16/05/2022
Ano 25
Número 1.272



Antonio Nahud
 


O NÓ MISTERIOSO DAS COISAS

 

Antonio Nahud - CooJornal


"Eu não sou eu nem sou o outro,
Sou qualquer coisa de intermédio:
Pilar da ponte de tédio
Que vai de mim para o Outro"
(Mário de Sá-Carneiro)



O verão europeu chegou. A literatura e o prazer de verão são parte de uma das condições mais eficazes, mais íntimas, mais simples para se atingir a felicidade. Foi num verão, aos oito anos de idade, quando minha alma era confundida e inocente, que me escondi a devorar "Alice no país das maravilhas" de Lewis Carroll, como numa casa secreta ou num jardim de muros altos, tão altos que ninguém poderia encontrar-me. Esperei o primeiro dia de verão no Seixal, uma simpática cidade do lado do Tejo oposto a Lisboa.
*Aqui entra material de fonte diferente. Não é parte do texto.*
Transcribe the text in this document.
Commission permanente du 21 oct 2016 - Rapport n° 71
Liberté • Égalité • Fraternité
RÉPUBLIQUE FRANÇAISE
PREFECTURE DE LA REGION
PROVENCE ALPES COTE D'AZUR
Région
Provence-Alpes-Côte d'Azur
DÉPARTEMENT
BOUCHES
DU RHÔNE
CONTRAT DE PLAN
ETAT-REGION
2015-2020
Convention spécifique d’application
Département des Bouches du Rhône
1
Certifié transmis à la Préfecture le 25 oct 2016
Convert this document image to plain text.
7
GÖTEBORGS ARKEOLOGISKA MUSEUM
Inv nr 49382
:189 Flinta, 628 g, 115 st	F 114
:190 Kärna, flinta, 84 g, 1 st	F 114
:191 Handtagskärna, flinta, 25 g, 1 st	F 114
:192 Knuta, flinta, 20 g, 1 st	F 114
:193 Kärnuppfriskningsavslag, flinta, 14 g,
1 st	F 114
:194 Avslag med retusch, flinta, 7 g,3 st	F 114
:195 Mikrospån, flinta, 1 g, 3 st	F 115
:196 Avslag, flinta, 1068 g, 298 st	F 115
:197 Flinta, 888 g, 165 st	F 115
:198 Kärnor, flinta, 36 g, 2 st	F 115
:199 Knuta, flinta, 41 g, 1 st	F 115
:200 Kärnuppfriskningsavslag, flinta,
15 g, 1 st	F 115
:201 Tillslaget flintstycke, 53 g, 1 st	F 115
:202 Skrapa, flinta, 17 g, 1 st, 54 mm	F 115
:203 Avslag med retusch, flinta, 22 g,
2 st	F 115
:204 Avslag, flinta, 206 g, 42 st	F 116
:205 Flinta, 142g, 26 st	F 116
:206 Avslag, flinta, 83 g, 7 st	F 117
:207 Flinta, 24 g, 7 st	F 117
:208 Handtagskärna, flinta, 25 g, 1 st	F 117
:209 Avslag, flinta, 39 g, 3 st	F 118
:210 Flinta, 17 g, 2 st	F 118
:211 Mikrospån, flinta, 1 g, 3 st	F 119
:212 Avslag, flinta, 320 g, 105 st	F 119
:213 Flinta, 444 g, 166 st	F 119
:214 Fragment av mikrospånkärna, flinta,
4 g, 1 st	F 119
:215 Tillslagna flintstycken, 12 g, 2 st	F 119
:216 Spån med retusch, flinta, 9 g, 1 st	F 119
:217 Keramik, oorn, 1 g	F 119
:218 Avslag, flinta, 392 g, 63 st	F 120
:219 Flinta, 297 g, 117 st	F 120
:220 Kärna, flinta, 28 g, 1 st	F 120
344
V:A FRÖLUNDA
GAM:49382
Vejo-me neste momento como uma pessoa inclassificável, verdadeiramente independente em suas opiniões políticas, culturais e sociais, e sendo assim arrisco-me a marginalização absoluta. Cresci na cultura baiana, porém também fui à escola, viajei, vi muito. Sou o resultado de todas essas experiências vitais. A melhor universidade é aprender de forma natural. Quando se vive sem a pretensão de ser alguém importante mais adiante, e se tem vontade de aprender, surge o aprendizado. Uma das minhas descobertas foi não sobreviver sem música. Ouço agora a voz inquietante do senegalês Baaba Maal, da mesma terra de Youssou N'Dour e Ismael Lô. A música clareia a ideias. Penso em cidades e livros. Embora possa passar largas temporadas na solidão das montanhas ou junto do mar, sou em essência um homem da cidade e analiso-as como pessoas. Lisboa é melancólica e provinciana. Madri é uma São Paulo mais sensata. Paris é triste, esnobe, pouco aberta com os estrangeiros. De Londres, todos repetem: "É tão civilizada". Não sei. Ser uma cidade completamente morta, completamente aborrecida, isso é ser civilizado? Penso em voltar ao Brasil, mas me assusto com novidades como o apagão ou a repetição insustentável da violência galopante, do desemprego vil, do culto à ignorância. A maior parte dos nossos líderes são pessoas horríveis mas ainda assim governam-nos. Acredito que apenas os homens horríveis conseguem ganhar a nossa confiança. É trágico mas é verdade. A criação é o que salva a alma. Creio que as pessoas que não criam nada têm uma vida difícil, pois quando não se cria algo a vida não tem sentido.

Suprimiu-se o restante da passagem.